PALOCCI: Emílio Odebrecht abordou Lula no final de 2010. Não foi para oferecer alguma coisa. Foi para fazer um pacto, que eu chamei de pacto de sangue, que envolvia um presente pessoal, que era o sítio de Atibaia. Envolvia o prédio do Instituto Lula, pago pela empresa. Envolvia palestras pagas a R$ 200 mil, fora impostos. E envolvia mais R$ 300 milhões à disposição do ex-presidente para atividades futuras. E poderia ser até mais se fosse preciso.
E, mais:
“A relação da Odebrecht com os Governos Lula e Dilma sempre foi intensa, movida a vantagens e propinas”. E repetiu: “Foi uma relação bastante intensa, [com] bastantes vantagens dirigidas à empresa, propinas pagas em forma de doação de campanha, caixa 1 e 2, benefícios pessoais”.
Entre outras coisas, Palocci testemunhou:
“Em algumas oportunidades, eu me reuni com o ex-presidente Lula no sentido de buscar, vamos dizer, criar obstáculos à evolução da Lava Jato.”
FREIO
Antes de passarmos à participação da OAS, resta uma questão, que, em parte, já foi respondida no depoimento de Marcelo Odebrecht que transcrevemos acima: o que Lula fazia em troca da propina?
Além do “refis da crise” e do empréstimo em Angola, existem outras questões. A mais importante de que Emílio Odebrecht conseguiu lembrar foi a ação de Lula para impedir a Petrobrás de se expandir no ramo petroquímico, em que a Braskem era o braço do Grupo Odebrecht:
JUÍZA HARDT: E essa espécie de reunião o senhor teve mais de uma vez com ele?
EMÍLIO ODEBRECHT: Tive várias, várias.
JUÍZA HARDT: E ele sempre atendeu as demandas ou o senhor lembra de ter ido lá conversar sobre alguma demanda…
EMÍLIO ODEBRECHT: Algumas sim, outras não, mas nesse ponto sempre, nessa questão da estatização sempre, agora isso depois de 2010, 2011, já com Dilma presidente, essas coisas vieram, a Petrobrás já não estava mais, isso foi durante o período dos dois mandatos dele.

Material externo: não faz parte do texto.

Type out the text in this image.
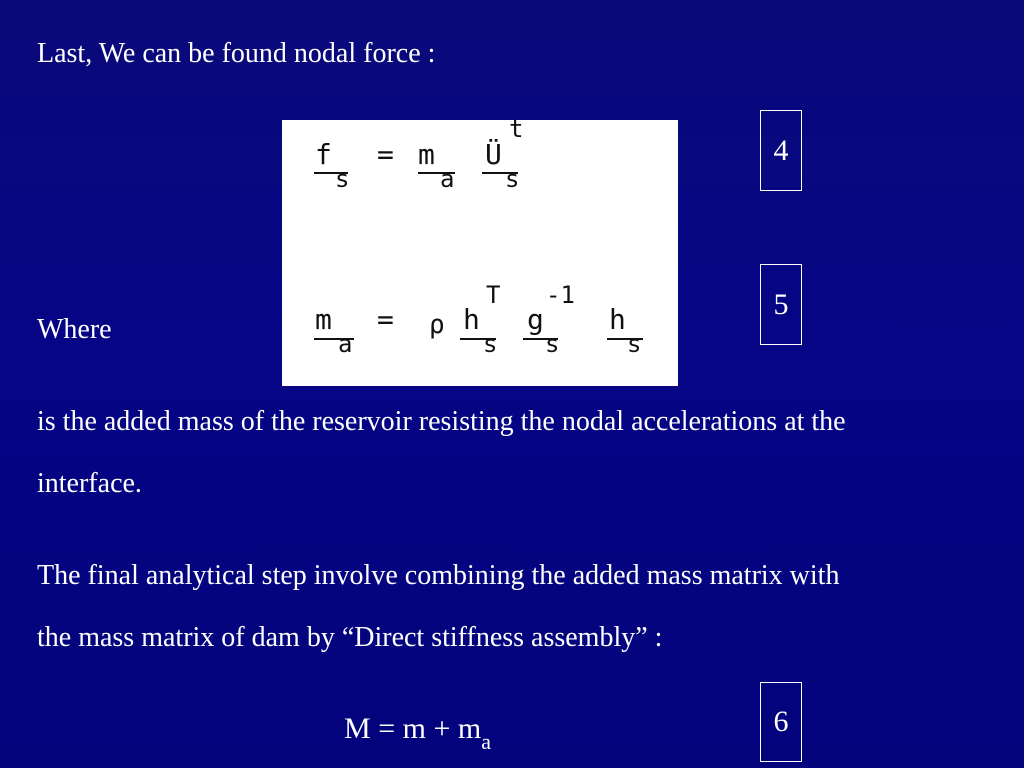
Last, We can be found nodal force :
f
s
= m
a
Ü
t
s
m
a
= ρ h
T
s
g
-1
s
h
s
4
5
Where
is the added mass of the reservoir resisting the nodal accelerations at the
interface.
The final analytical step involve combining the added mass matrix with
the mass matrix of dam by “Direct stiffness assembly” :
$M = m + m_a$
6
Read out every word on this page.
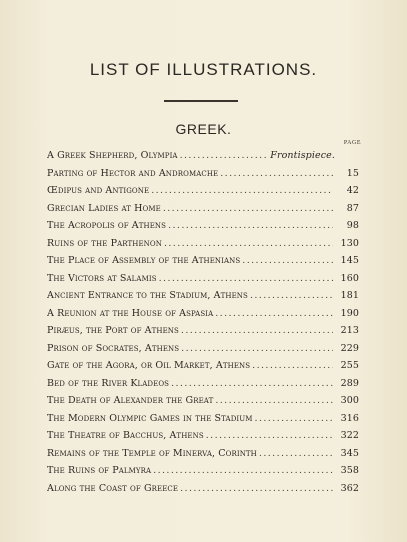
LIST OF ILLUSTRATIONS.
GREEK.
PAGE
A Greek Shepherd, Olympia .....	Frontispiece.
Parting of Hector and Andromache .....	15
Œdipus and Antigone .....	42
Grecian Ladies at Home .....	87
The Acropolis of Athens .....	98
Ruins of the Parthenon .....	130
The Place of Assembly of the Athenians .....	145
The Victors at Salamis .....	160
Ancient Entrance to the Stadium, Athens .....	181
A Reunion at the House of Aspasia .....	190
Piræus, the Port of Athens .....	213
Prison of Socrates, Athens .....	229
Gate of the Agora, or Oil Market, Athens .....	255
Bed of the River Kladeos .....	289
The Death of Alexander the Great .....	300
The Modern Olympic Games in the Stadium .....	316
The Theatre of Bacchus, Athens .....	322
Remains of the Temple of Minerva, Corinth .....	345
The Ruins of Palmyra .....	358
Along the Coast of Greece .....	362
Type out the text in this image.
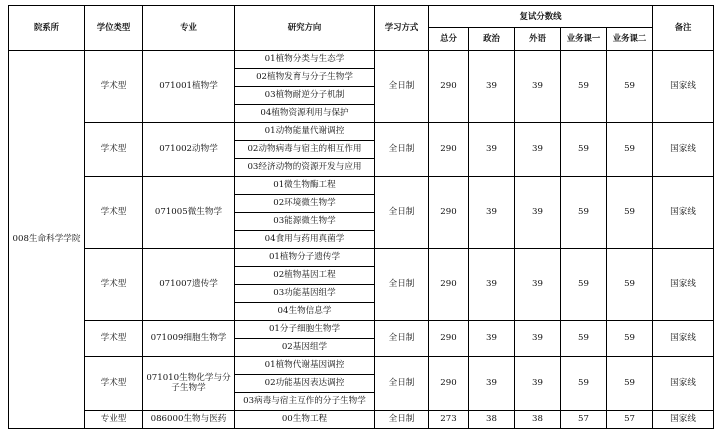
院系所	学位类型	专业	研究方向	学习方式	复试分数线					备注
					总分	政治	外语	业务课一	业务课二	
008生命科学学院	学术型	071001植物学	01植物分类与生态学	全日制	290	39	39	59	59	国家线
			02植物发育与分子生物学							
			03植物耐逆分子机制							
			04植物资源利用与保护							
	学术型	071002动物学	01动物能量代谢调控	全日制	290	39	39	59	59	国家线
			02动物病毒与宿主的相互作用							
			03经济动物的资源开发与应用							
	学术型	071005微生物学	01微生物酶工程	全日制	290	39	39	59	59	国家线
			02环境微生物学							
			03能源微生物学							
			04食用与药用真菌学							
	学术型	071007遗传学	01植物分子遗传学	全日制	290	39	39	59	59	国家线
			02植物基因工程							
			03功能基因组学							
			04生物信息学							
	学术型	071009细胞生物学	01分子细胞生物学	全日制	290	39	39	59	59	国家线
			02基因组学							
	学术型	071010生物化学与分子生物学	01植物代谢基因调控	全日制	290	39	39	59	59	国家线
			02功能基因表达调控							
			03病毒与宿主互作的分子生物学							
	专业型	086000生物与医药	00生物工程	全日制	273	38	38	57	57	国家线
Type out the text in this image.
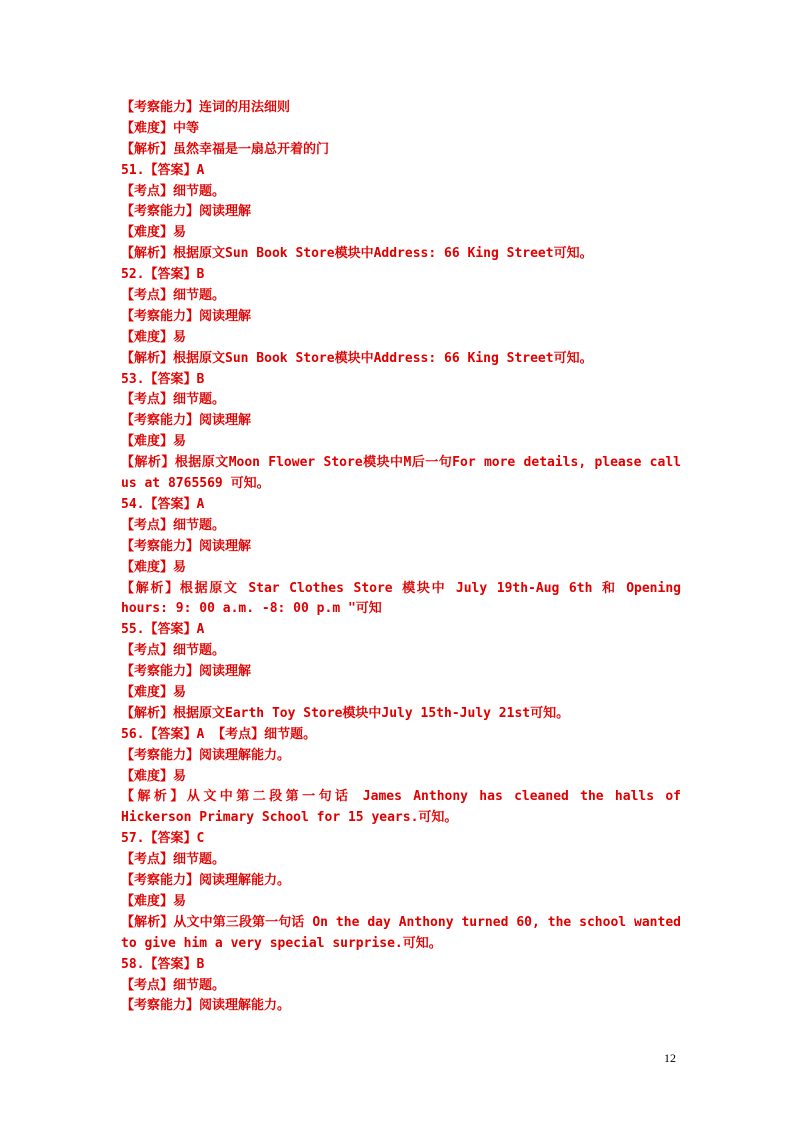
【考察能力】连词的用法细则
【难度】中等
【解析】虽然幸福是一扇总开着的门
51.【答案】A
【考点】细节题。
【考察能力】阅读理解
【难度】易
【解析】根据原文Sun Book Store模块中Address: 66 King Street可知。
52.【答案】B
【考点】细节题。
【考察能力】阅读理解
【难度】易
【解析】根据原文Sun Book Store模块中Address: 66 King Street可知。
53.【答案】B
【考点】细节题。
【考察能力】阅读理解
【难度】易
【解析】根据原文Moon Flower Store模块中M后一句For more details, please call us at 8765569 可知。
54.【答案】A
【考点】细节题。
【考察能力】阅读理解
【难度】易
【解析】根据原文 Star Clothes Store 模块中 July 19th-Aug 6th 和 Opening hours: 9: 00 a.m. -8: 00 p.m "可知
55.【答案】A
【考点】细节题。
【考察能力】阅读理解
【难度】易
【解析】根据原文Earth Toy Store模块中July 15th-July 21st可知。
56.【答案】A 【考点】细节题。
【考察能力】阅读理解能力。
【难度】易
【解析】从文中第二段第一句话 James Anthony has cleaned the halls of Hickerson Primary School for 15 years.可知。
57.【答案】C
【考点】细节题。
【考察能力】阅读理解能力。
【难度】易
【解析】从文中第三段第一句话 On the day Anthony turned 60, the school wanted to give him a very special surprise.可知。
58.【答案】B
【考点】细节题。
【考察能力】阅读理解能力。
12
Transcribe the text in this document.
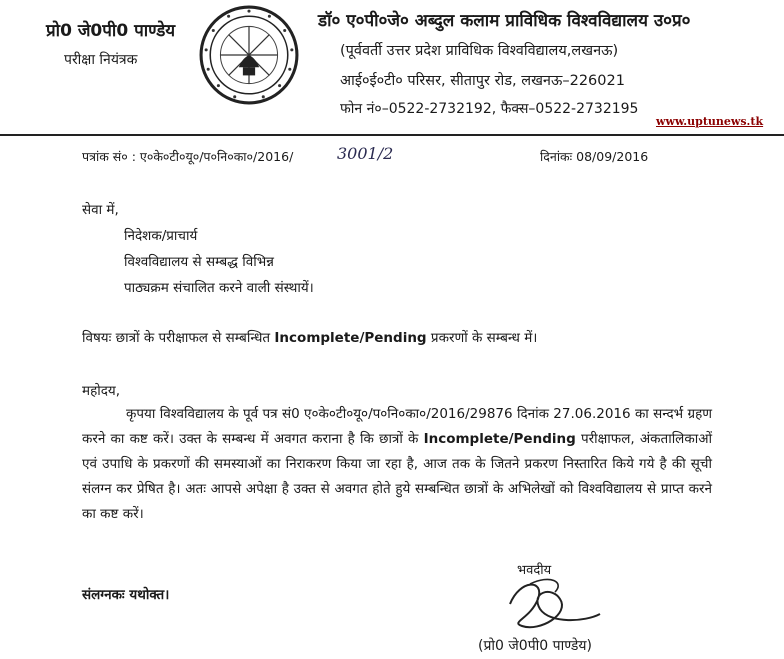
प्रो0 जे0पी0 पाण्डेय
परीक्षा नियंत्रक
डॉ० ए०पी०जे० अब्दुल कलाम प्राविधिक विश्वविद्यालय उ०प्र०
(पूर्ववर्ती उत्तर प्रदेश प्राविधिक विश्वविद्यालय,लखनऊ)
आई०ई०टी० परिसर, सीतापुर रोड, लखनऊ–226021
फोन नं०–0522-2732192, फैक्स–0522-2732195
www.uptunews.tk
पत्रांक सं० : ए०के०टी०यू०/प०नि०का०/2016/	3001/2	दिनांकः 08/09/2016
सेवा में,
निदेशक/प्राचार्य
विश्वविद्यालय से सम्बद्ध विभिन्न
पाठ्यक्रम संचालित करने वाली संस्थायें।
विषयः छात्रों के परीक्षाफल से सम्बन्धित Incomplete/Pending प्रकरणों के सम्बन्ध में।
महोदय,
कृपया विश्वविद्यालय के पूर्व पत्र सं0 ए०के०टी०यू०/प०नि०का०/2016/29876 दिनांक 27.06.2016 का सन्दर्भ ग्रहण करने का कष्ट करें। उक्त के सम्बन्ध में अवगत कराना है कि छात्रों के Incomplete/Pending परीक्षाफल, अंकतालिकाओं एवं उपाधि के प्रकरणों की समस्याओं का निराकरण किया जा रहा है, आज तक के जितने प्रकरण निस्तारित किये गये है की सूची संलग्न कर प्रेषित है। अतः आपसे अपेक्षा है उक्त से अवगत होते हुये सम्बन्धित छात्रों के अभिलेखों को विश्वविद्यालय से प्राप्त करने का कष्ट करें।
भवदीय
संलग्नकः यथोक्त।
(प्रो0 जे0पी0 पाण्डेय)
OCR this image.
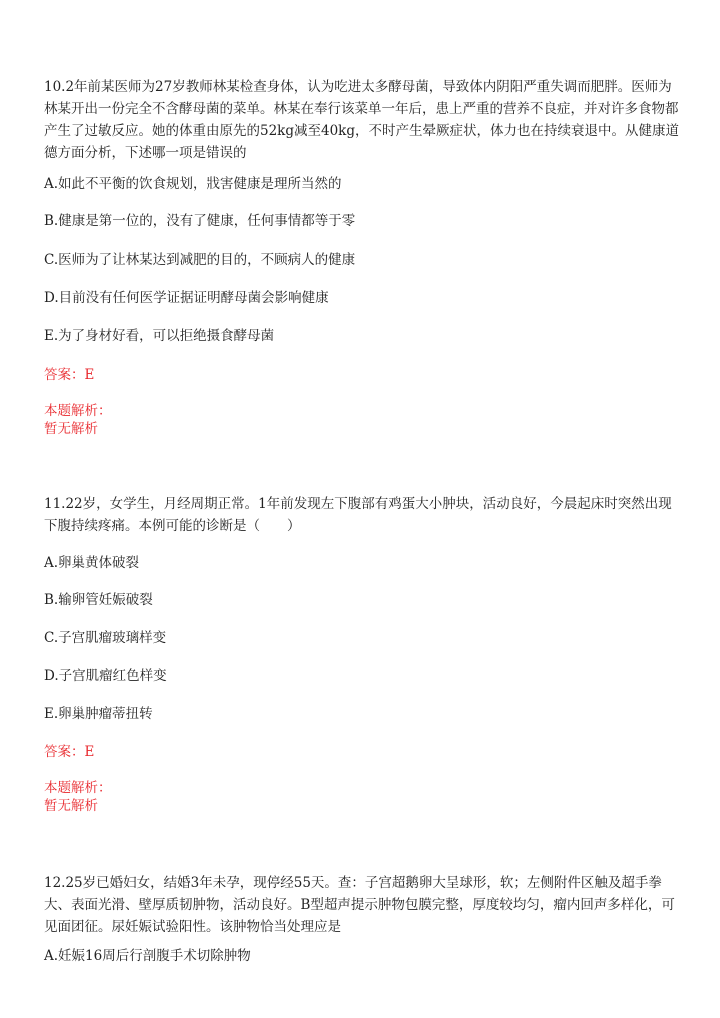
10.2年前某医师为27岁教师林某检查身体，认为吃进太多酵母菌，导致体内阴阳严重失调而肥胖。医师为林某开出一份完全不含酵母菌的菜单。林某在奉行该菜单一年后，患上严重的营养不良症，并对许多食物都产生了过敏反应。她的体重由原先的52kg减至40kg，不时产生晕厥症状，体力也在持续衰退中。从健康道德方面分析，下述哪一项是错误的

A.如此不平衡的饮食规划，戕害健康是理所当然的
B.健康是第一位的，没有了健康，任何事情都等于零
C.医师为了让林某达到减肥的目的，不顾病人的健康
D.目前没有任何医学证据证明酵母菌会影响健康
E.为了身材好看，可以拒绝摄食酵母菌
答案：E
本题解析：
暂无解析

11.22岁，女学生，月经周期正常。1年前发现左下腹部有鸡蛋大小肿块，活动良好，今晨起床时突然出现下腹持续疼痛。本例可能的诊断是（　　）

A.卵巢黄体破裂
B.输卵管妊娠破裂
C.子宫肌瘤玻璃样变
D.子宫肌瘤红色样变
E.卵巢肿瘤蒂扭转
答案：E
本题解析：
暂无解析

12.25岁已婚妇女，结婚3年未孕，现停经55天。查：子宫超鹅卵大呈球形，软；左侧附件区触及超手拳大、表面光滑、壁厚质韧肿物，活动良好。B型超声提示肿物包膜完整，厚度较均匀，瘤内回声多样化，可见面团征。尿妊娠试验阳性。该肿物恰当处理应是

A.妊娠16周后行剖腹手术切除肿物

Em seu interrogatório, o próprio Lula admitiu essa ação, embora – claro – sempre em nome do Brasil:
LULA: … eu tinha um pensamento sobre a indústria petroquímica. Porque a Petrobrás, diferentemente do que algumas pessoas falam, não é uma empresa estatal. A Petrobrás é uma empresa pública de economia mista com ações na bolsa de Nova Iorque e com acionistas minoritários. E eu não tinha nenhum interesse que fosse estatizado qualquer coisa. Eu tinha interesse que tudo fosse transformado numa atividade de empresas públicas e que deveria participar a Petrobrás, empresa privada, o Banco do Brasil, empresas privadas, tudo, eu achava que tinha que ser uma mistura da atividade econômica pra gente fazer esse país voltar a crescer. Mas como o ideal era tentar mostrar que a empresa Petrobrás era pública e que o Lula mandava na Petrobrás se criou um monstrengo de dizer…
Logo, tudo era feito na melhor das boas intenções. Inclusive impedir a Petrobrás de ter um ramo petroquímico.
Afinal, sumariando sua relação com Lula, disse Emílio Odebrecht:
“Na época era uma relação que já completava mais de 20 anos, os intangíveis de que o presidente Lula sempre teve com a minha pessoa e naturalmente com a organização, de eu poder ter a oportunidade de dialogar com ele, de influenciar sobre aquilo que era, que nós achávamos que era importante para o Brasil.”
O que era importante para o Brasil, naturalmente, era o que aumentava os ganhos da Odebrecht.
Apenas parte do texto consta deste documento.